Session Submission Summary

Extraction and Its Discontents: Biotic Exchange, Resource Consumption, and Social Imagination in the Modern Pacific World

Fri, April 5, 10:30am to 12:00pm, Westin Denver Downtown, Floor: Lobby Level, Horace Tabor

Session Submission Type: Complete Panel

Abstract

This panel explores the interplay between biotic exchange, resource consumption, and socio-cultural mores in the Pacific Ocean region. Drawing inspiration from Alfred Crosby's work on the Atlantic World’s "Columbian Exchange," this panel delves into the understudied biotic flows of the Pacific World. The panel illuminates the extensive biotic exchange and the development of biotic nationalism along the Pacific rim in the nineteenth and twentieth centuries. It also explores the socio-political factors driving the remaking and reshuffling of Pacific World biota and the consumption of the region’s natural resources.
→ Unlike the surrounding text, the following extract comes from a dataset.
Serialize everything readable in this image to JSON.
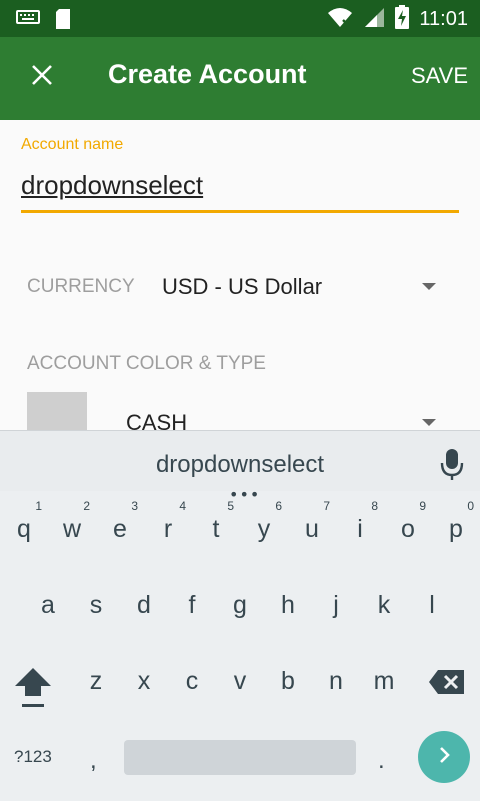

The panelists examine themes of scarcity, abundance, and the role of technology in mitigating consumer consumption. Barrie Blatchford scrutinizes America’s biotic relationships with the Pacific World through Congress’s 1871 creation of the United States Fish Commission (USFC). The USFC replenished America’s fish supply through the artificial propagation of native fish and the introduction of non-native species. One domestic effect was the remaking of Pacific coast fish fauna and the dispossession of indigenous peoples on salmon-producing rivers. The USFC also spread American fish to Pacific nations like Japan, New Zealand, and Hawaii.

Xiaofei Gao elucidates seaweed’s commodification within rising nationalism in Japan and China. Despite the seaweed industry’s reliance on global technology and international markets, the product activated different nations’ geopolitical anxiety. Gao particularly highlights the importance of Manchuria as a borderland in the “seaweed modernity” of the northwestern Pacific.

Guangshuo Yang analyzes a religious-industrial coalition forged around monosodium glutamate (MSG) in Republican China. Despite its origin as a Japanese industrial extraction from seaweed, Chinese Buddhist leaders hailed MSG as a crucial component in their campaign against animal exploitation. They hoped that the food additive would improve the culinary appeal of vegetarian food and thus “redeem the karmic demerit of the [Chinese] nation,” which was inching toward a total war with Japan.